Dubai: An exhibition displaying the first banknotes of independent Pakistan will be showcased in Dubai, on the occasion of Pakistan Day on March 23.
Displayed at Numisbing, a Dubai-based specialised numismatics company in Deira, the exclusive collection will give a collectors and connoisseurs the chance to acquire a part of Pakistan’s history.
People interested in getting a glimpse of this unique showcase, can visit the showroom during the week, while others interested in retaining a piece of history, can buy the entire collection for Dh20,000. The collection consists of a set of five notes of denominations 1, 2, 5, 10 and 100 rupees. Collectors can also purchase individual notes, which start from Dh1,000 onwards.
“Obsolete banknotes can be worth anywhere from $10 to $10,000 (Dh36,732). The value is based on the condition, denomination, bank of issue and many other criterions. Banknotes could be a better investment than real estate, gold or stocks,” said Ramkumar, professional numismatist and founder of Numisbing.
However, Ramkumar explained that not everyone buys banknotes for investment purposes. “Many are just interested in retaining the piece of history and passing it on to generations. Whatever the reason, it’s always fascinating to collect old currency notes,” he added.
“Banknotes are also a genuine artefact of the past, capturing exciting areas in the world history. The serious, organised collecting of paper money dates back to the early to mid-20th century. Today, it’s one of the fastest growing areas of numismatics,” said Ramkumar.

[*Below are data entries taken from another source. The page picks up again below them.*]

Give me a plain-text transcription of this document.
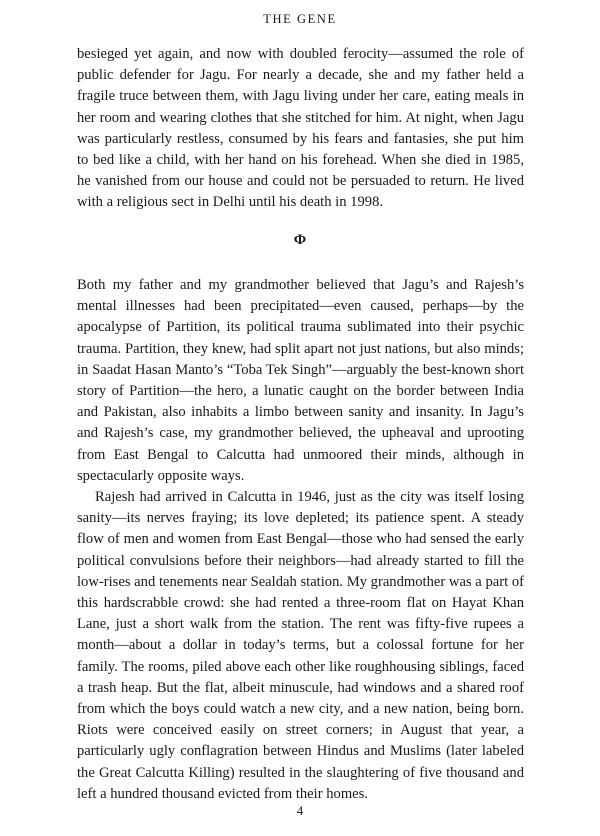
THE GENE

besieged yet again, and now with doubled ferocity—assumed the role of public defender for Jagu. For nearly a decade, she and my father held a fragile truce between them, with Jagu living under her care, eating meals in her room and wearing clothes that she stitched for him. At night, when Jagu was particularly restless, consumed by his fears and fantasies, she put him to bed like a child, with her hand on his forehead. When she died in 1985, he vanished from our house and could not be persuaded to return. He lived with a religious sect in Delhi until his death in 1998.

Φ

Both my father and my grandmother believed that Jagu’s and Rajesh’s mental illnesses had been precipitated—even caused, perhaps—by the apocalypse of Partition, its political trauma sublimated into their psychic trauma. Partition, they knew, had split apart not just nations, but also minds; in Saadat Hasan Manto’s “Toba Tek Singh”—arguably the best-known short story of Partition—the hero, a lunatic caught on the border between India and Pakistan, also inhabits a limbo between sanity and insanity. In Jagu’s and Rajesh’s case, my grandmother believed, the upheaval and uprooting from East Bengal to Calcutta had unmoored their minds, although in spectacularly opposite ways.

Rajesh had arrived in Calcutta in 1946, just as the city was itself losing sanity—its nerves fraying; its love depleted; its patience spent. A steady flow of men and women from East Bengal—those who had sensed the early political convulsions before their neighbors—had already started to fill the low-rises and tenements near Sealdah station. My grandmother was a part of this hardscrabble crowd: she had rented a three-room flat on Hayat Khan Lane, just a short walk from the station. The rent was fifty-five rupees a month—about a dollar in today’s terms, but a colossal fortune for her family. The rooms, piled above each other like roughhousing siblings, faced a trash heap. But the flat, albeit minuscule, had windows and a shared roof from which the boys could watch a new city, and a new nation, being born. Riots were conceived easily on street corners; in August that year, a particularly ugly conflagration between Hindus and Muslims (later labeled the Great Calcutta Killing) resulted in the slaughtering of five thousand and left a hundred thousand evicted from their homes.

4
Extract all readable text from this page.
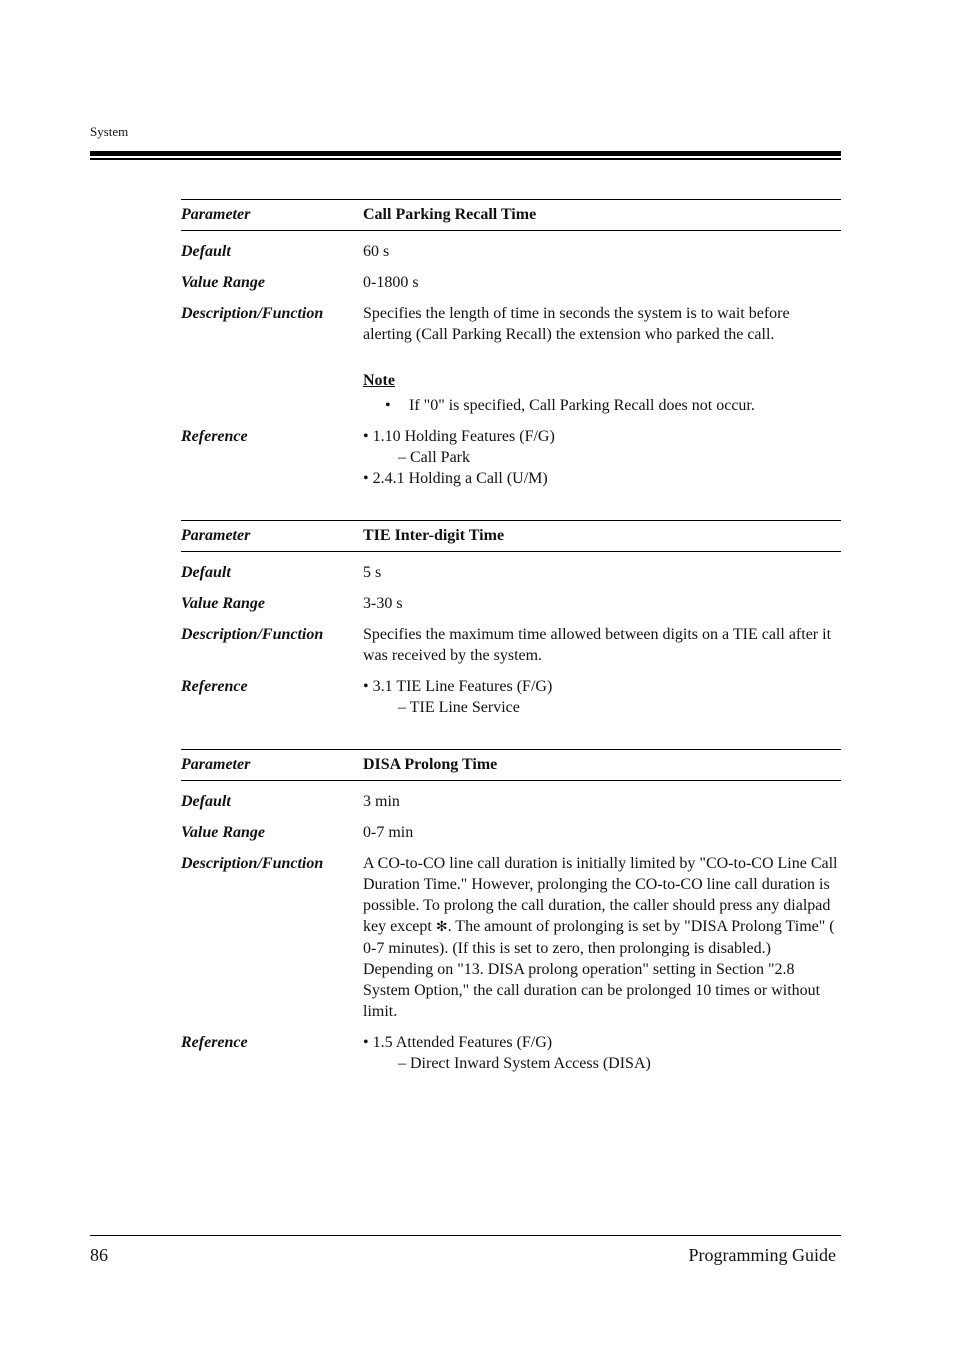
System
Parameter	Call Parking Recall Time
Default	60 s
Value Range	0-1800 s
Description/Function	Specifies the length of time in seconds the system is to wait before alerting (Call Parking Recall) the extension who parked the call.
Note
• If "0" is specified, Call Parking Recall does not occur.
Reference	• 1.10 Holding Features (F/G)
– Call Park
• 2.4.1 Holding a Call (U/M)
Parameter	TIE Inter-digit Time
Default	5 s
Value Range	3-30 s
Description/Function	Specifies the maximum time allowed between digits on a TIE call after it was received by the system.
Reference	• 3.1 TIE Line Features (F/G)
– TIE Line Service
Parameter	DISA Prolong Time
Default	3 min
Value Range	0-7 min
Description/Function	A CO-to-CO line call duration is initially limited by "CO-to-CO Line Call Duration Time." However, prolonging the CO-to-CO line call duration is possible. To prolong the call duration, the caller should press any dialpad key except ✻. The amount of prolonging is set by "DISA Prolong Time" ( 0-7 minutes). (If this is set to zero, then prolonging is disabled.) Depending on "13. DISA prolong operation" setting in Section "2.8 System Option," the call duration can be prolonged 10 times or without limit.
Reference	• 1.5 Attended Features (F/G)
– Direct Inward System Access (DISA)
86	Programming Guide
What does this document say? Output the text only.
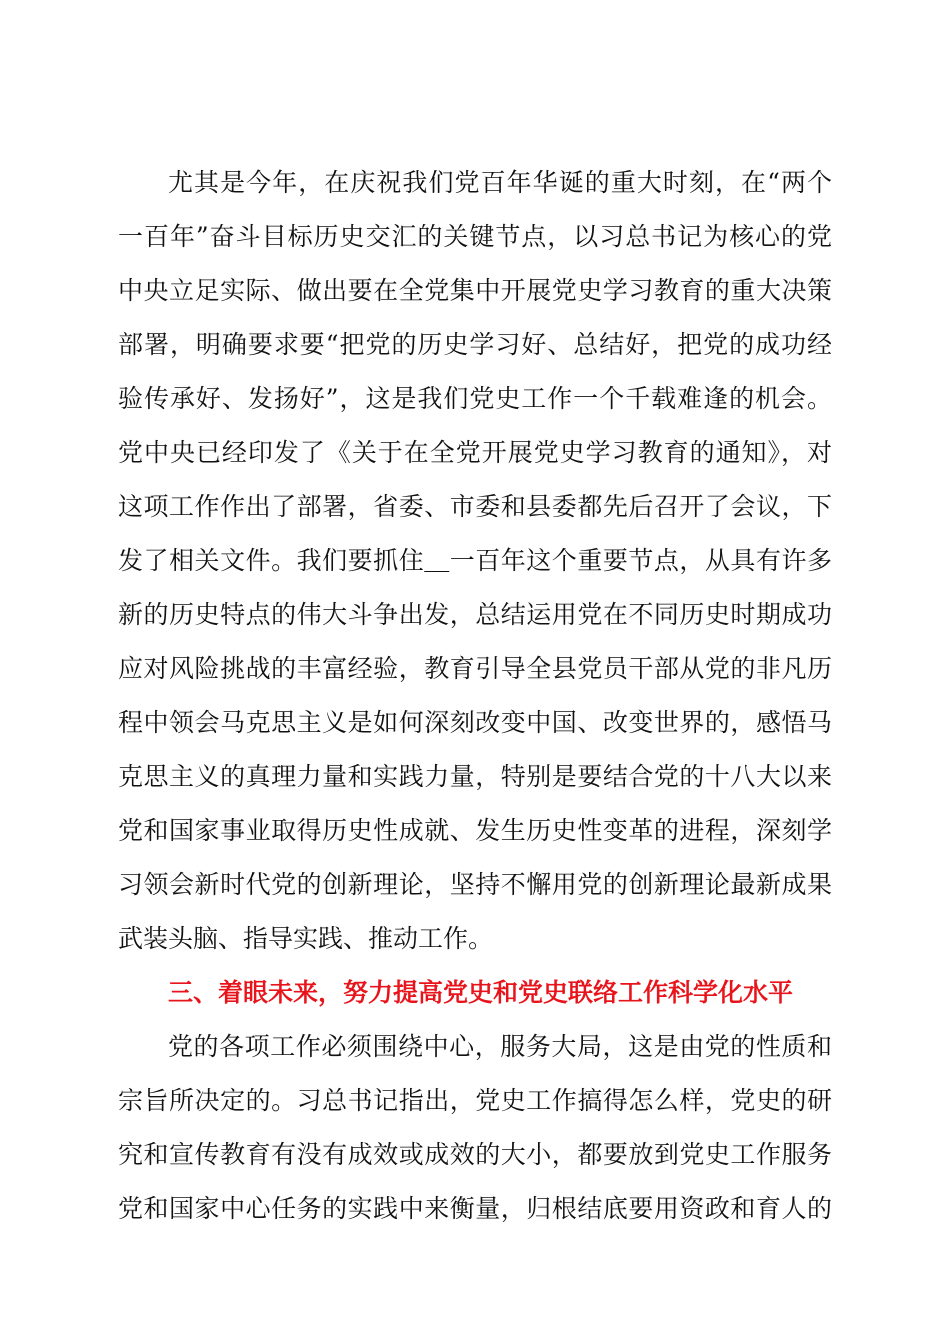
尤其是今年，在庆祝我们党百年华诞的重大时刻，在“两个
一百年”奋斗目标历史交汇的关键节点，以习总书记为核心的党
中央立足实际、做出要在全党集中开展党史学习教育的重大决策
部署，明确要求要“把党的历史学习好、总结好，把党的成功经
验传承好、发扬好”，这是我们党史工作一个千载难逢的机会。
党中央已经印发了《关于在全党开展党史学习教育的通知》，对
这项工作作出了部署，省委、市委和县委都先后召开了会议，下
发了相关文件。我们要抓住＿一百年这个重要节点，从具有许多
新的历史特点的伟大斗争出发，总结运用党在不同历史时期成功
应对风险挑战的丰富经验，教育引导全县党员干部从党的非凡历
程中领会马克思主义是如何深刻改变中国、改变世界的，感悟马
克思主义的真理力量和实践力量，特别是要结合党的十八大以来
党和国家事业取得历史性成就、发生历史性变革的进程，深刻学
习领会新时代党的创新理论，坚持不懈用党的创新理论最新成果
武装头脑、指导实践、推动工作。
三、着眼未来，努力提高党史和党史联络工作科学化水平
党的各项工作必须围绕中心，服务大局，这是由党的性质和
宗旨所决定的。习总书记指出，党史工作搞得怎么样，党史的研
究和宣传教育有没有成效或成效的大小，都要放到党史工作服务
党和国家中心任务的实践中来衡量，归根结底要用资政和育人的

The Pakistani rupee was put into circulation after the country got independence from the British Raj on August 14, 1947. Initially, Pakistan used British Indian coins and notes simply over-stamped with ‘Pakistan’. On 1 April 1948, provisional notes were issued by the Reserve Bank of India and the Government of India on behalf of the Government of Pakistan, for use exclusively within Pakistan, without the possibility of redemption in India. Printed by the India Security Press in Nasik, these notes consist of Indian note plates engraved (not overprinted) with the words ‘Government of Pakistan’ in English and ‘Hukumat-e-Pakistan’ in Urdu added at the top and bottom, of the watermark area on the front only. The signatures on these notes remain those of Indian banking and finance officials.